The pipeline runs on Pub/Sub — each data change event triggers an embedding job. Average end-to-end latency from data change to searchable embedding: ~45 seconds.

Evaluation with Promptfoo

We built a retrieval evaluation suite using promptfoo with three test dimensions:

1. Retrieval precision. Given a known-good query-document pair, does the system retrieve that document in the top-5? We maintain a golden dataset of 200+ query-document pairs, updated monthly.

2. Answer faithfulness. Does the LLM's generated answer actually reflect the retrieved context? We check for hallucination by verifying claims against source documents.

3. Negative testing. When the knowledge base doesn't contain an answer, does the system say "I don't know" instead of hallucinating?
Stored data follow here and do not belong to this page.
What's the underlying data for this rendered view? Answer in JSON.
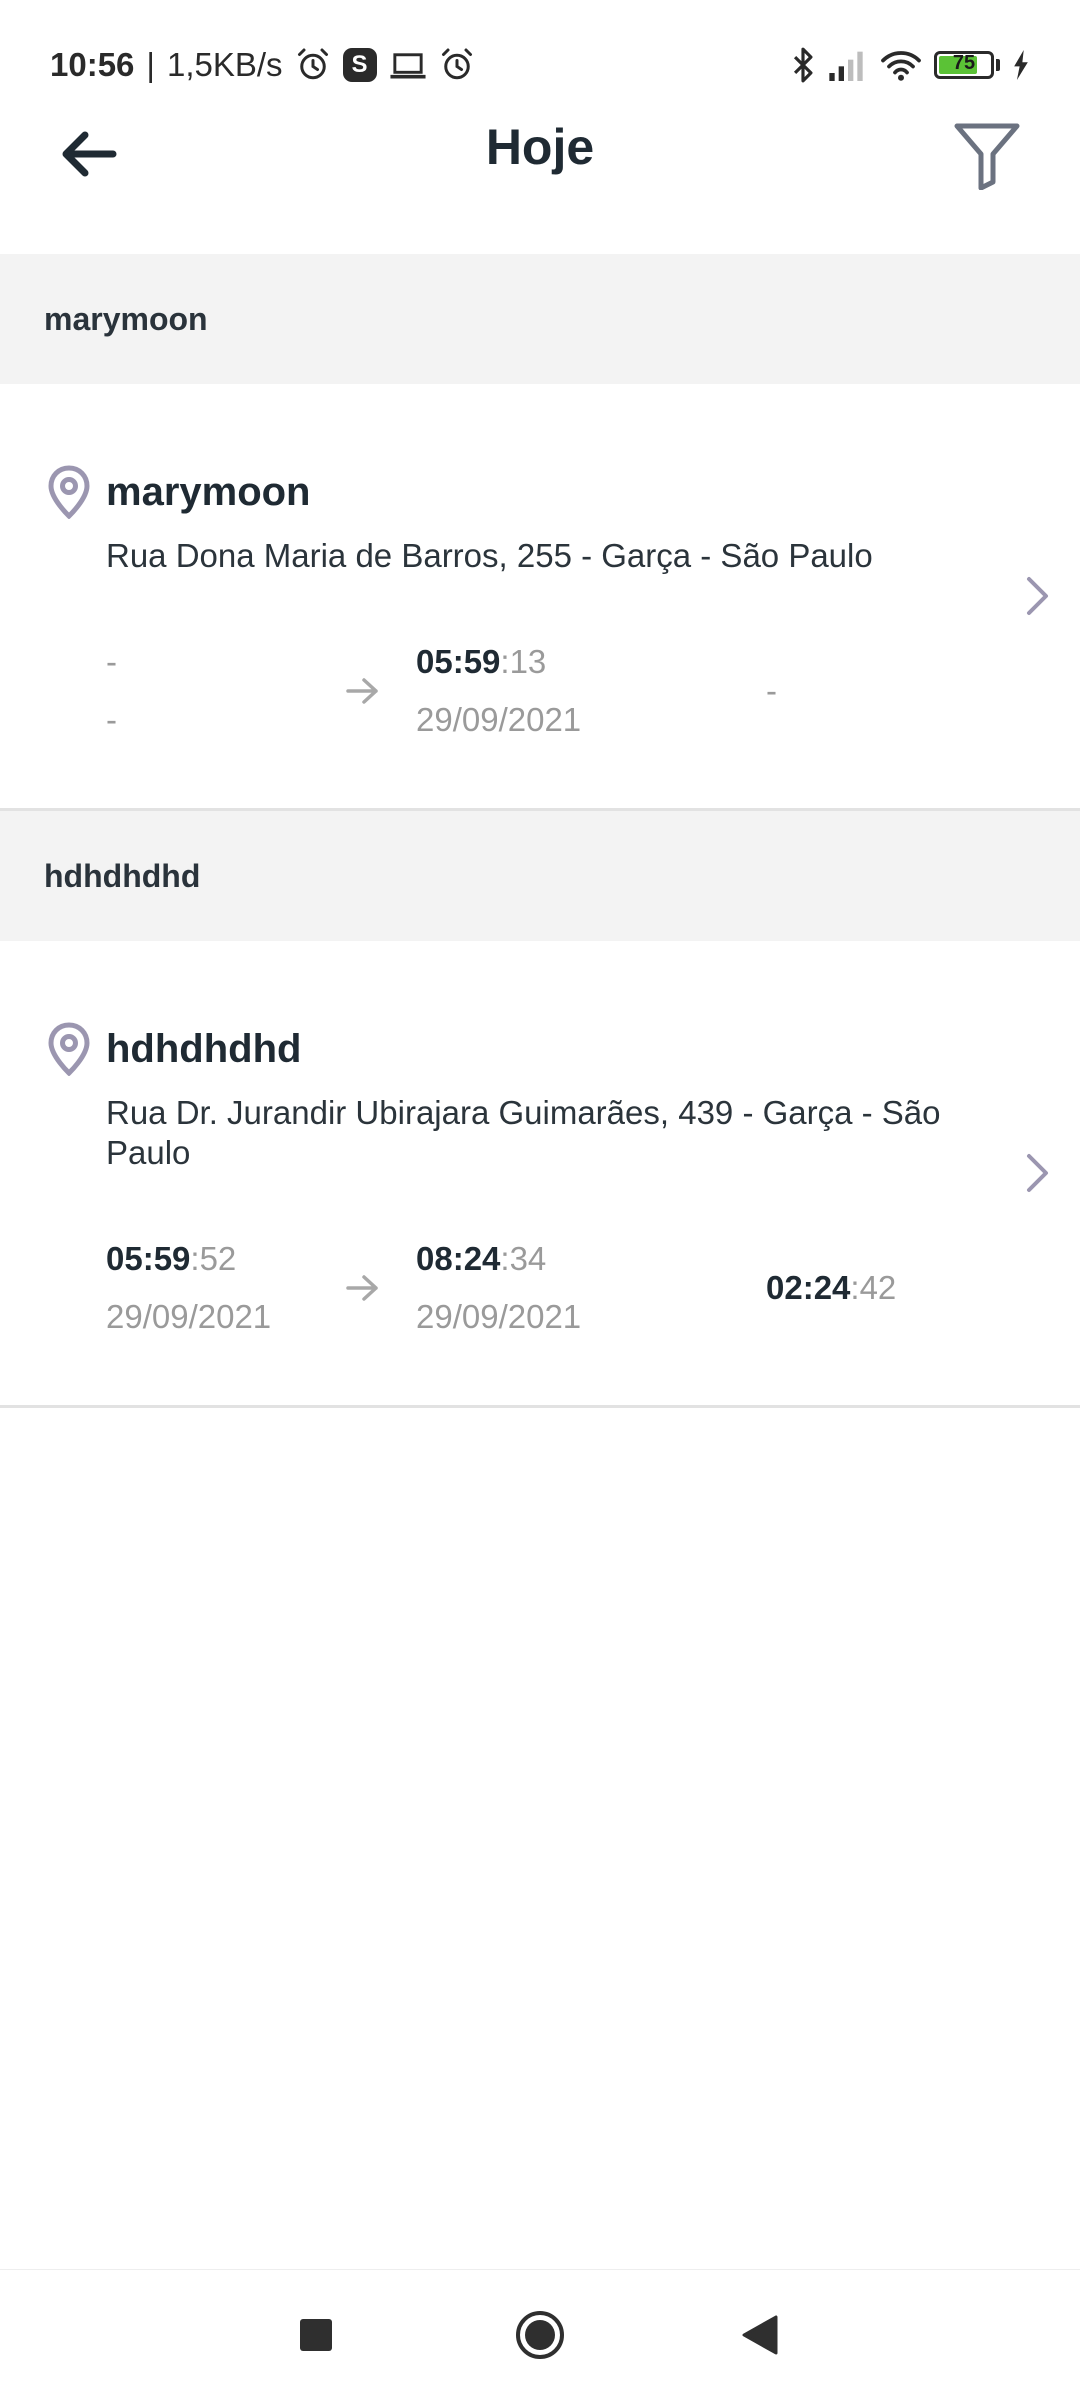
{
  "status_bar": {
    "time": "10:56",
    "separator": "|",
    "speed": "1,5KB/s",
    "battery_level": "75",
    "battery_percent": 75,
    "icons": [
      "alarm-icon",
      "skype-icon",
      "laptop-icon",
      "alarm-icon",
      "bluetooth-icon",
      "signal-icon",
      "wifi-icon",
      "battery-icon",
      "charging-icon"
    ]
  },
  "header": {
    "title": "Hoje",
    "back_icon": "arrow-left-icon",
    "filter_icon": "filter-icon"
  },
  "sections": [
    {
      "header": "marymoon",
      "card": {
        "name": "marymoon",
        "address": "Rua Dona Maria de Barros, 255 - Garça - São Paulo",
        "start_dash": "-",
        "start_date_dash": "-",
        "end_time_hm": "05:59",
        "end_time_sec": ":13",
        "end_date": "29/09/2021",
        "duration_dash": "-"
      }
    },
    {
      "header": "hdhdhdhd",
      "card": {
        "name": "hdhdhdhd",
        "address": "Rua Dr. Jurandir Ubirajara Guimarães, 439 - Garça - São Paulo",
        "start_time_hm": "05:59",
        "start_time_sec": ":52",
        "start_date": "29/09/2021",
        "end_time_hm": "08:24",
        "end_time_sec": ":34",
        "end_date": "29/09/2021",
        "duration_hm": "02:24",
        "duration_sec": ":42"
      }
    }
  ],
  "colors": {
    "accent_gray": "#9a9a9a",
    "section_bg": "#f3f3f3",
    "pin_color": "#9b96b0",
    "battery_green": "#5bc236"
  }
}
We maintain a set of unanswerable queries that should trigger abstention.

Running this suite on every prompt change catches regressions before they hit production. We've caught 12 regressions in the past year that would have shipped without it.

Lessons Learned

1. Hybrid search isn't optional for production RAG. Pure vector or pure keyword will fail for significant query segments. The question isn't whether to go hybrid, but how to fuse the signals.

2. Chunking is the highest-leverage decision. We spent more time on chunking strategy than on model selection. Bad chunks mean even perfect retrieval returns useless context.

3. Measure retrieval independently from generation. When answer quality drops, you need to know if it's a retrieval problem or a generation problem. We log retrieved documents separately from generated answers.

4. Cache aggressively. Popular queries repeat. We cache the full retrieval result (not just embeddings) with a 15-minute TTL in Redis. Cache hit rate: ~35%, which meaningfully reduces both latency and cost.

5. Start with BM25 and add vectors, not the other way around. BM25 is fast, debuggable, and handles most queries adequately. Add vector search for the semantic queries that BM25 misses. This incremental approach lets you measure the actual value vectors add.